Hospice team members include the physician, nurse (who is the case manager), social workers, home health aides, pastoral care counselors, volunteers, OTs, speech therapists and bereavement counselors.
Patients are admitted to hospice with a life expectancy of six months. “I’ve had patients I’ve treated one or two days, then I’ve had patients with, for example, ALS I’ve treated for one or two years,” Mueller said.
Hospice patients are usually older (83.5%) and white (81.9%). Just more than half are female. Cancer is the top diagnostic category at 38.3%, though it is declining, with an average length of stay of 45.6 days, Mueller said. Debility is the second most-common diagnosis, at 15.3% and increasing. The average length of stay is 76.1 days. Heart disease is third, at 11.7% and declining. Dementia is fourth, at 11.1% and increasing.
Mueller believes PT treatment can, in fact, prolong survival by offering “the life-sustaining benefits of being comfortable, being pain free ... living as well as you possibly can.”
Care Plans
In hospice, the focus is on giving care, not finding a cure, said Jo Ellen Thomson, PT, St. Luke’s Hospice, Bethlehem, Pa. The emphasis is on the patient and family, not the disease, she said. The priority is on pain and symptom management.
“There’s minimal to no evidence-based research to say what you do in this situation, so you really use your experience,” Thomson said.
PTs can consult on issues such as injury prevention, but this is a hands-on position, Thomson stressed. “I thought I would be doing more evaluation than treatment, but it’s turned out to be equal.”
Education the PT provides to a hospice patient and his or her family can include caregiver safety, environment modifications, mobility, complementary and alternative medicine techniques, and equipment selection.
There are unique psycho-social considerations with hospice patients, Thomson said. For example, patients often resist transition to a hospital bed. “For a lot of these people, acceptance of a hospital bed means it’s their death bed,” Thomson said. “It’s their choice.” A “cradle bed” made of foam is one alternative, she said.
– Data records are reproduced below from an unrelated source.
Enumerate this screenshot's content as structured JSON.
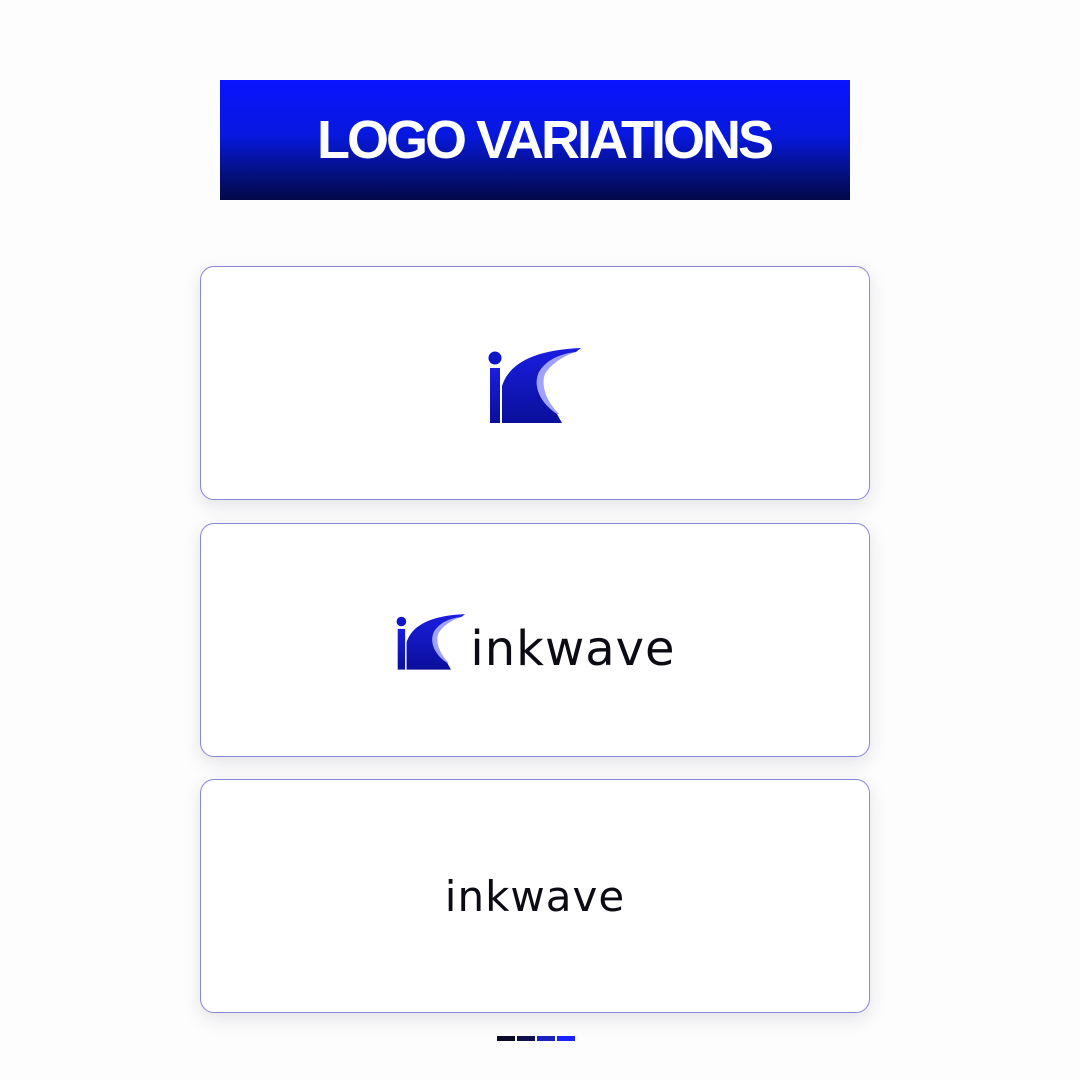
{
  "banner": {
    "title": "LOGO VARIATIONS"
  },
  "cards": [
    {
      "variant": "logo-mark"
    },
    {
      "variant": "logo-mark-with-wordmark",
      "wordmark": "inkwave"
    },
    {
      "variant": "wordmark",
      "wordmark": "inkwave"
    }
  ],
  "colors": {
    "brand_blue": "#0a14ff",
    "brand_navy": "#020848",
    "mark_blue": "#0d15c8",
    "wordmark_black": "#0b0b14",
    "card_border": "#8a86d8"
  },
  "pager": {
    "segments": [
      "#0a0a2a",
      "#101050",
      "#1a22c0",
      "#1a22ff"
    ]
  }
}
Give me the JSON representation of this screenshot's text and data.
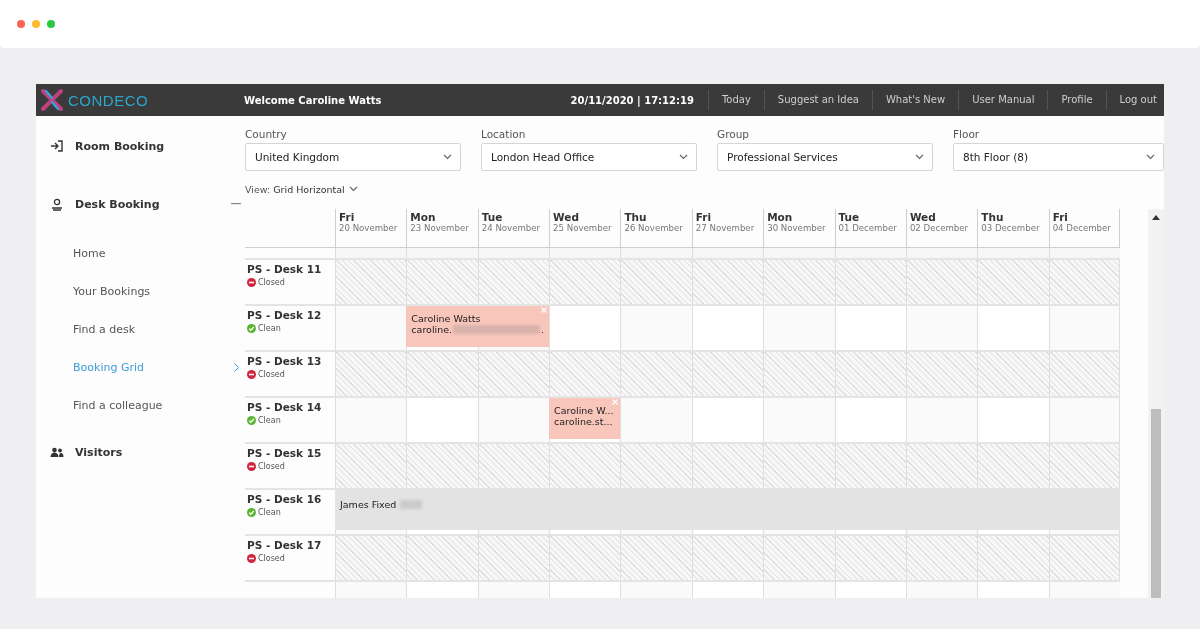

“One phrase I’ve used a lot is, ‘Can we try this for a week?’” she said. “Once you get your foot in the door and they realize how much you can offer ... they’ll use you.”
Pain may come from tumor growth, metastasis, spinal cord compression, disease progression, chemotherapy and radiation. Treatment may include exercise, positioning, edema management, massage, heat and cold, and relaxation techniques.
There are other considerations. “Energy conservation cannot be stressed enough with what we have to do with this population,” Thomson said.
Psychological distress is always a factor in hospice patients. “Another thing we’re paying a lot of attention to is people who were involved in wars,” Thomson said. “People are reliving atrocities they have been through.”
Hospice may not be for everyone, but it offers some benefits over other areas of PT practice. These include no OASIS coding, no case admissions, no discharge summaries and unique problem-solving opportunities, Thomson said.
“For me, I find it very rewarding and I feel privileged when they say there’s one more thing they want to do before they die and I can help provide that for them,” Thomson said.
Natasha Emmons is national news editor for Today in PT.